TANFIELD, Lawrence (c.1554-1625), of Burford, Oxon.

Published in The History of Parliament: the House of Commons 1558-1603, ed. P.W. Hasler, 1981
Available from Boydell and Brewer

Family and Education

b. c.1554, 1st s. of Robert Tanfield of Burford by his w. Wilgiford Fitzherbert. educ. Eton; I. Temple 1569, called by 1579. m. (1) by 1585, Elizabeth, da. of Giles Symonds of Cley, Norf., 1da.; (2) by 1620, Elizabeth Evans of Loddington, Northants. suc. fa. c.1557. Kntd. 1604.2

Offices Held

?Recorder, New Woodstock; j.p. Oxon. from c.1583; bencher, I. Temple 1591, Lent reader 1595; of counsel to Oxf. Univ. 1597; serjeant-at-law 1603; puisne judge King’s bench 1606; chief baron of the Exchequer 1607.3

Biography

Tanfield inherited little from his father (a younger son) but made a fortunate marriage to the niece of Sir Henry Lee, high steward of New Woodstock. By Lee’s patronage and through his own position as recorder (if he was), he was returned for Woodstock in 1584 and to all subsequent Elizabethan Parliaments, but, for an ambitious lawyer his record in the House is not spectacular. He served on committees concerned with juries, 4 Dec. 1584; the subsidy, 11 Feb. 1589; privileges and returns, 26 Feb. 1593; recusants, 28 Feb. 1593, and made his only recorded speech on 2 Mar. that year on the Fitzherbert privilege case:

though the common law doth disable [an outlaw], yet the privilege of the House being urged, that prevaileth over the law.

Others of his committees, concerned with legal questions, were appointed on 1 Feb. 1598; 2, 4 and 12 Nov. 1601 and 3 Dec. 1601.

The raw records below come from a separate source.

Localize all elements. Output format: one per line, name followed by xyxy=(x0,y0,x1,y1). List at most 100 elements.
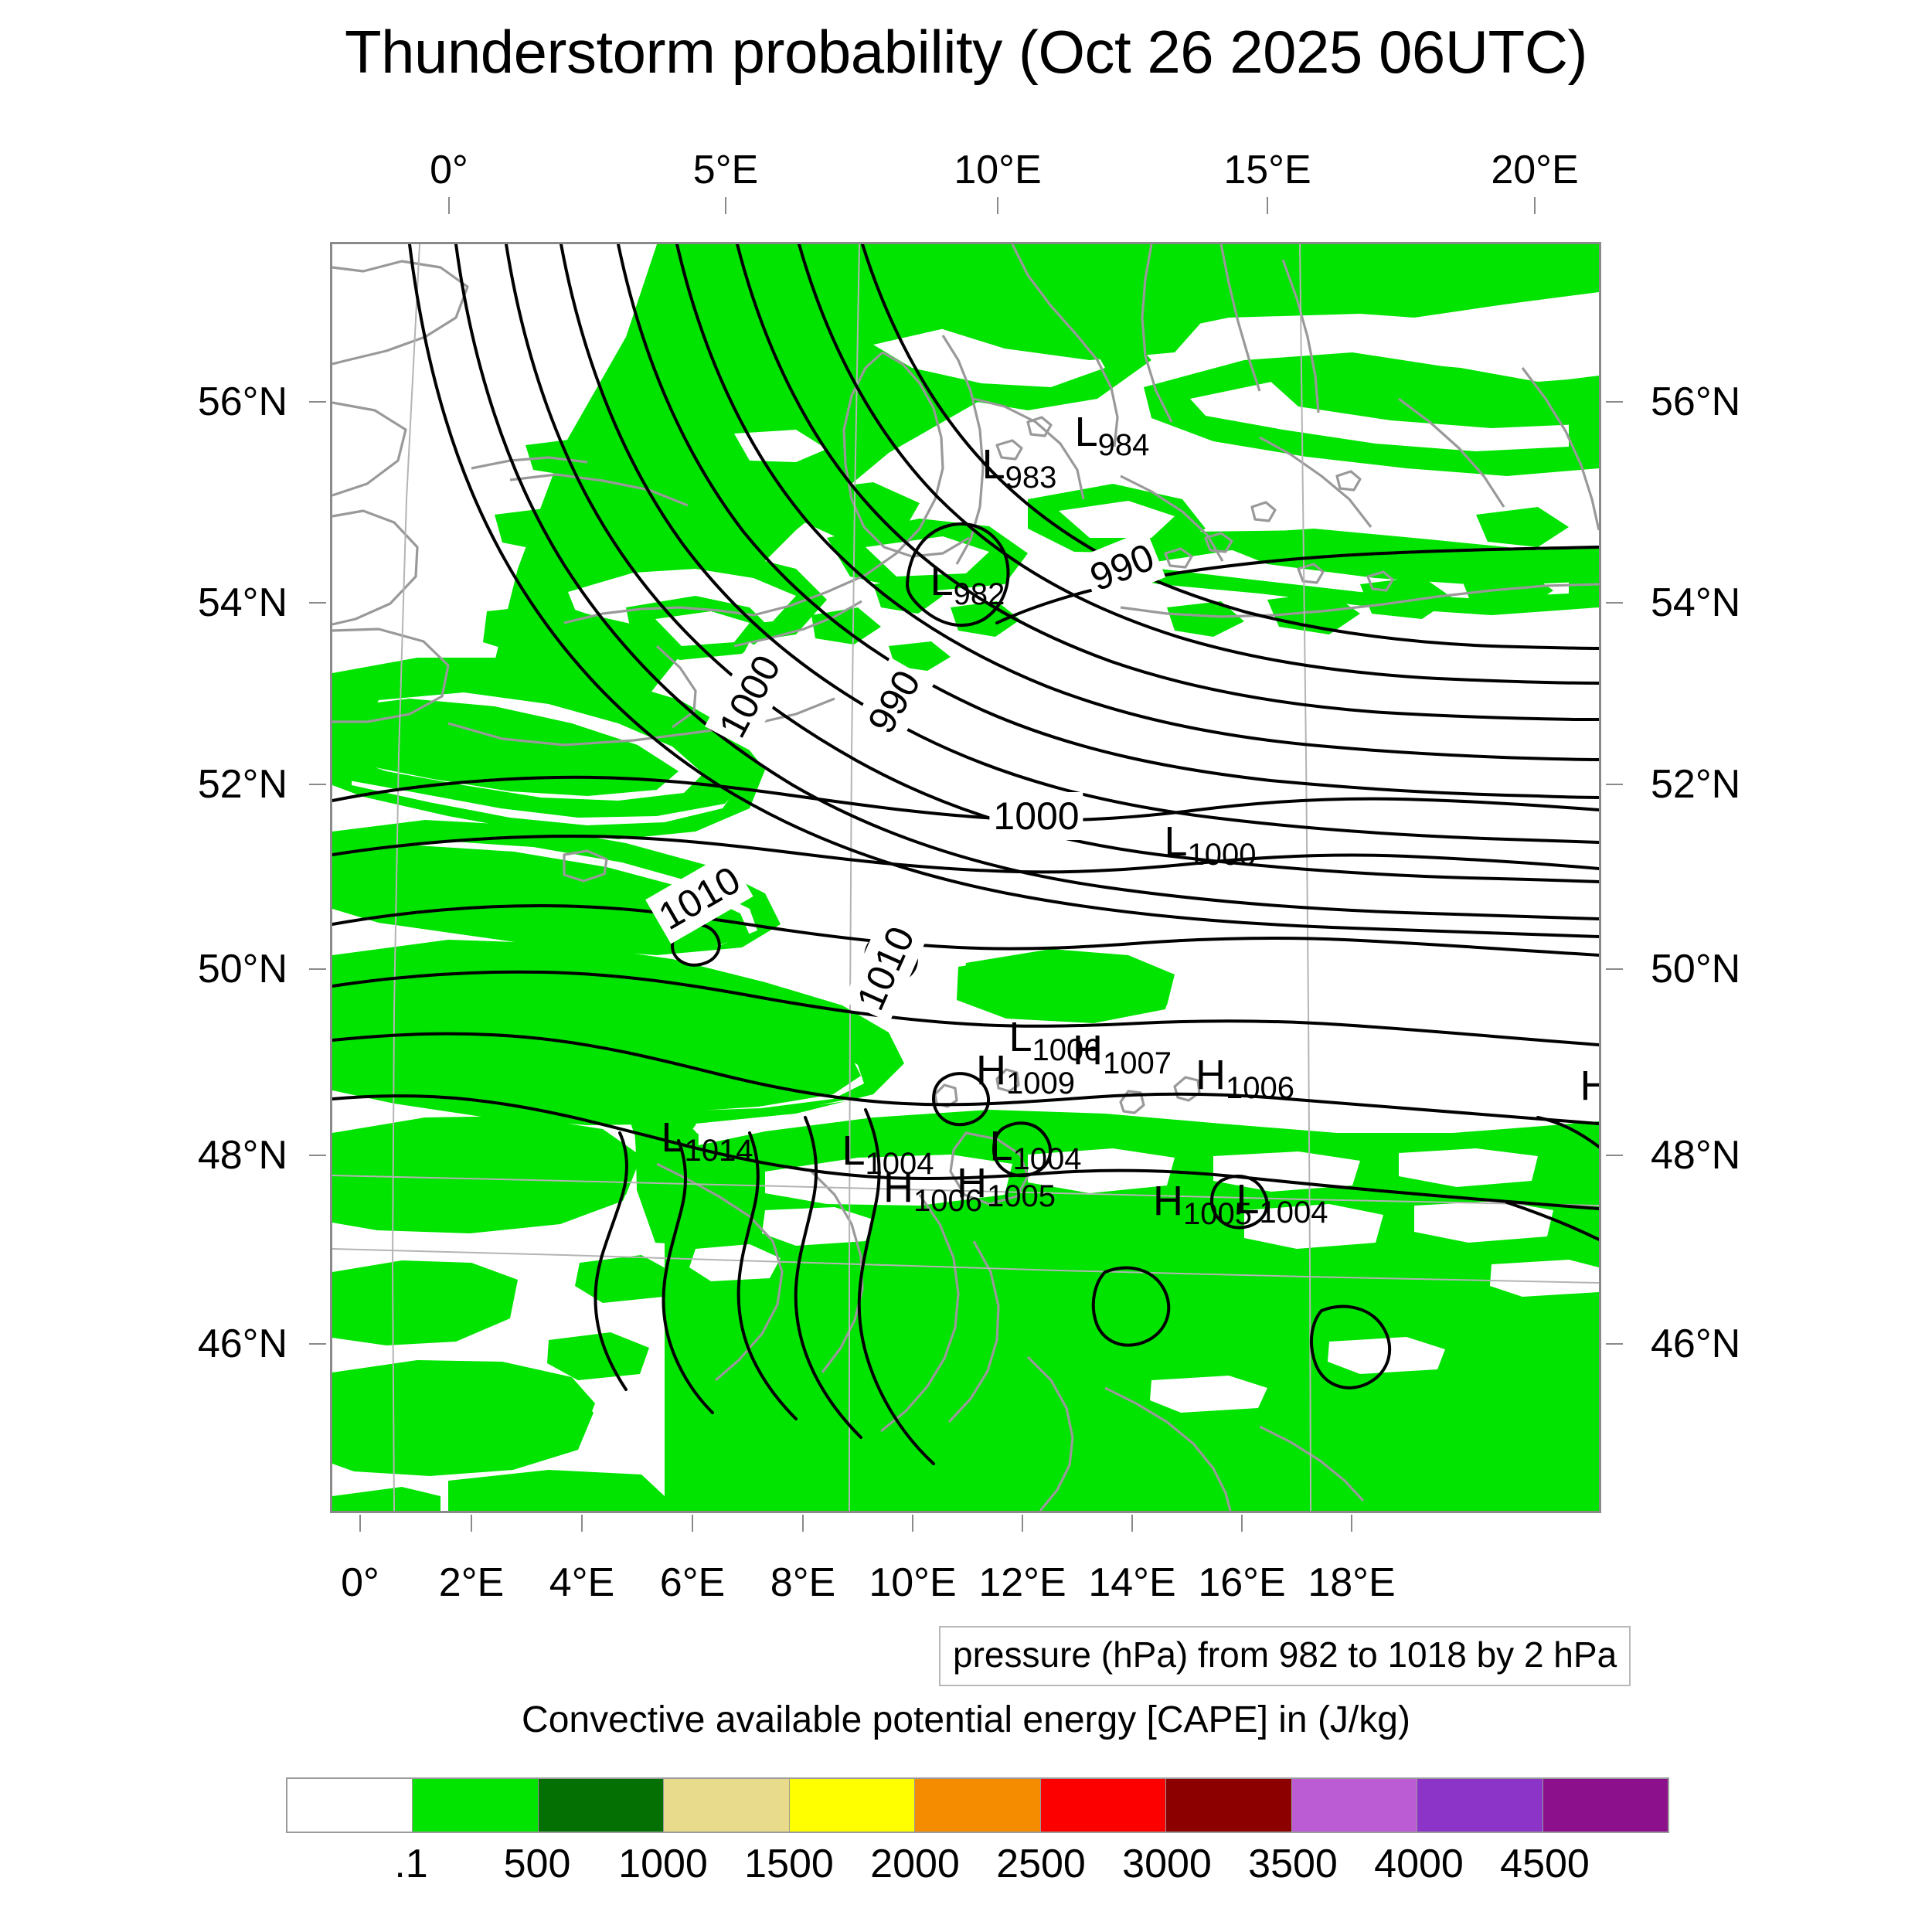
colorbar-tick-7: 3500 xyxy=(1248,1842,1338,1886)
pressure-center-L982: L982 xyxy=(930,557,1005,611)
colorbar-swatch-7[interactable] xyxy=(1165,1779,1291,1832)
tick-right-1 xyxy=(1606,602,1623,604)
axis-bottom-label-7: 14°E xyxy=(1088,1560,1176,1605)
tick-top-3 xyxy=(1267,197,1268,214)
center-type: H xyxy=(1073,1027,1104,1073)
axis-right-label-1: 54°N xyxy=(1651,580,1741,625)
pressure-center-H1006-south: H1006 xyxy=(883,1164,982,1218)
axis-bottom-label-6: 12°E xyxy=(978,1560,1066,1605)
colorbar[interactable] xyxy=(286,1777,1669,1833)
pressure-center-L983: L983 xyxy=(981,440,1057,495)
tick-top-2 xyxy=(997,197,998,214)
colorbar-tick-8: 4000 xyxy=(1374,1842,1464,1886)
tick-bottom-9 xyxy=(1351,1515,1352,1532)
isobar-label-1000-mid: 1000 xyxy=(989,792,1083,840)
tick-bottom-8 xyxy=(1241,1515,1243,1532)
tick-left-0 xyxy=(309,401,326,403)
center-type: L xyxy=(989,1123,1013,1169)
tick-right-5 xyxy=(1606,1343,1623,1345)
colorbar-swatch-6[interactable] xyxy=(1039,1779,1166,1832)
center-value: 984 xyxy=(1097,428,1150,462)
center-value: 1009 xyxy=(1006,1066,1075,1100)
pressure-center-L1004-west: L1004 xyxy=(842,1127,934,1181)
pressure-center-L1000: L1000 xyxy=(1164,818,1256,872)
tick-bottom-1 xyxy=(471,1515,472,1532)
axis-left-label-1: 54°N xyxy=(197,580,287,625)
center-value: 983 xyxy=(1005,461,1057,495)
axis-left-label-5: 46°N xyxy=(197,1321,287,1366)
colorbar-title: Convective available potential energy [C… xyxy=(522,1699,1410,1740)
axis-top-label-2: 10°E xyxy=(954,148,1042,192)
colorbar-swatch-9[interactable] xyxy=(1417,1779,1543,1832)
pressure-center-H1007: H1007 xyxy=(1073,1026,1172,1080)
tick-bottom-7 xyxy=(1131,1515,1133,1532)
axis-top-label-0: 0° xyxy=(430,148,468,192)
axis-right-label-0: 56°N xyxy=(1651,379,1741,424)
center-value: 1007 xyxy=(1103,1046,1172,1080)
colorbar-swatch-3[interactable] xyxy=(663,1779,789,1832)
center-value: 1000 xyxy=(1187,838,1257,872)
center-type: H xyxy=(1153,1178,1184,1224)
axis-left-label-3: 50°N xyxy=(197,947,287,992)
axis-right-label-4: 48°N xyxy=(1651,1133,1741,1178)
colorbar-tick-9: 4500 xyxy=(1500,1842,1590,1886)
colorbar-swatch-5[interactable] xyxy=(914,1779,1040,1832)
axis-top-label-4: 20°E xyxy=(1491,148,1579,192)
colorbar-tick-labels: .1 500 1000 1500 2000 2500 3000 3500 400… xyxy=(286,1841,1669,1895)
colorbar-tick-2: 1000 xyxy=(618,1842,708,1886)
tick-left-1 xyxy=(309,602,326,604)
colorbar-swatch-8[interactable] xyxy=(1291,1779,1417,1832)
pressure-center-H1005-east: H1005 xyxy=(1153,1177,1252,1231)
center-type: L xyxy=(1164,818,1188,865)
map-plot-area[interactable]: L982 L983 L984 L1000 L1006 H1007 H1009 H… xyxy=(330,242,1601,1513)
isobar-layer xyxy=(332,244,1599,1465)
colorbar-swatch-10[interactable] xyxy=(1542,1779,1668,1832)
tick-right-2 xyxy=(1606,784,1623,785)
axis-left-label-4: 48°N xyxy=(197,1133,287,1178)
center-type: H xyxy=(883,1165,914,1211)
tick-top-4 xyxy=(1534,197,1536,214)
colorbar-swatch-2[interactable] xyxy=(537,1779,664,1832)
axis-bottom-label-5: 10°E xyxy=(869,1560,957,1605)
tick-right-3 xyxy=(1606,968,1623,970)
center-type: L xyxy=(842,1128,866,1174)
axis-bottom-label-4: 8°E xyxy=(770,1560,836,1605)
center-type: H xyxy=(976,1047,1007,1094)
colorbar-tick-4: 2000 xyxy=(870,1842,960,1886)
tick-bottom-2 xyxy=(581,1515,583,1532)
axis-right-label-2: 52°N xyxy=(1651,762,1741,807)
center-type: H xyxy=(1580,1063,1600,1109)
tick-top-1 xyxy=(725,197,726,214)
axis-right-label-3: 50°N xyxy=(1651,947,1741,992)
colorbar-swatch-0[interactable] xyxy=(287,1779,413,1832)
colorbar-swatch-1[interactable] xyxy=(412,1779,538,1832)
center-type: L xyxy=(981,441,1005,488)
cape-shading-layer xyxy=(332,244,1599,1511)
colorbar-swatch-4[interactable] xyxy=(788,1779,915,1832)
axis-bottom-label-0: 0° xyxy=(341,1560,379,1605)
colorbar-tick-0: .1 xyxy=(394,1842,428,1886)
pressure-center-H-clipped-right: H xyxy=(1580,1062,1600,1110)
tick-left-4 xyxy=(309,1155,326,1156)
axis-right-label-5: 46°N xyxy=(1651,1321,1741,1366)
axis-bottom-label-1: 2°E xyxy=(438,1560,505,1605)
axis-bottom-label-2: 4°E xyxy=(549,1560,615,1605)
tick-bottom-5 xyxy=(912,1515,913,1532)
center-value: 1004 xyxy=(1012,1142,1082,1176)
center-value: 1005 xyxy=(987,1179,1056,1213)
pressure-center-L1014: L1014 xyxy=(661,1114,753,1168)
axis-top-label-1: 5°E xyxy=(692,148,759,192)
center-value: 1006 xyxy=(913,1184,982,1218)
tick-top-0 xyxy=(448,197,450,214)
axis-bottom-label-3: 6°E xyxy=(659,1560,726,1605)
tick-bottom-3 xyxy=(692,1515,693,1532)
axis-top-label-3: 15°E xyxy=(1223,148,1311,192)
map-canvas xyxy=(332,244,1599,1511)
axis-bottom-label-8: 16°E xyxy=(1198,1560,1286,1605)
tick-left-2 xyxy=(309,784,326,785)
pressure-center-H1006-east: H1006 xyxy=(1196,1051,1294,1105)
center-type: L xyxy=(1074,409,1098,455)
axis-bottom-label-9: 18°E xyxy=(1308,1560,1396,1605)
tick-bottom-0 xyxy=(359,1515,361,1532)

Before 1586 Tanfield acquired Burford priory, on the site of which he built his residence. In 1594 he was a candidate for the post of solicitor-general, when the Earl of Essex listed his demerits in order to promote the candidature of Francis Bacon. Three years later Thomas Sackville, Lord Buckhurst, chancellor of Oxford University and himself a member of the Inner Temple, recommended the university to employ Tanfield in one of its perennial disputes with the town: it may have been intended that he should assist in the campaign to institute MPs for the universities to look after their long term interests. The writs for the new serjeants-at-law in February 1603 were abated by the Queen’s death, but Tanfield was soon so appointed by James I, who stayed at his house in September that year. Tanfield then bought the lordship of the town of Burford and the manor of Great Tew. His harshness to his tenants caused several petitions to be brought against him in 1620, inspiring his second wife to threaten to ‘play the very devil’ among the villagers of Great Tew and ‘grind them to powder’.4

Tanfield died on 30 Apr. 1625. In his will, made to dispose of the worldly goods, ‘whereof God has bestowed upon me a plentiful part’, he left the estates to his grandson, Lucius Carey, the 2nd Lord Falkland. The overseers were Sir Richard Hutton and the testator’s ‘nephew’ (he had married into Tanfield’s second wife’s family) William Lenthall, who later bought Burford priory and became Speaker of the Long Parliament. Tanfield’s daughter was a writer and Catholic convert.5

Ref Volumes: 1558-1603

Author: Alan Harding

Notes

  • 1. Did not serve for the full duration of the Parliament.
  • 2. DNB; Life of Lady Falkland, ed. ‘R. S.’ (Richard Simpson), London, 1861, pp. 1-7; Vis. Essex (Harl. Soc. xiii), 295-6; N. and Q. (ser. 2), x. 209; R. H. Gretton, Burford Recs. 268.
  • 3. Liber Famelicus of Sir James Whitelocke (Cam. Soc. lxx), 19; I. T. Recs. i. 378, 397; Wood, Oxf. Univ. ii. 264.
  • 4. Gretton, 54-5, 268-72; E. K. Chambers, Sir Henry Lee, 206-8; D’Ewes, 335, 431, 471, 477, 481-2, 592, 622, 626, 635, 665; Birch, Mems. i. 166; Wood, ii. 264; Nichols, Progresses Jas. I, i. 157, 250; HMC 3rd Rep. 31-3.
  • 5. C142/417/44; PCC 45 Clarke; Gretton, 274-5; Life of Lady Falkland, 11; DNB (Lenthall, William); Gent. Mag. (1820), ii 584-7; A. Wood and R. Rawlinson, Parochial Colls. (Oxon. Rec. Soc. ii), 67.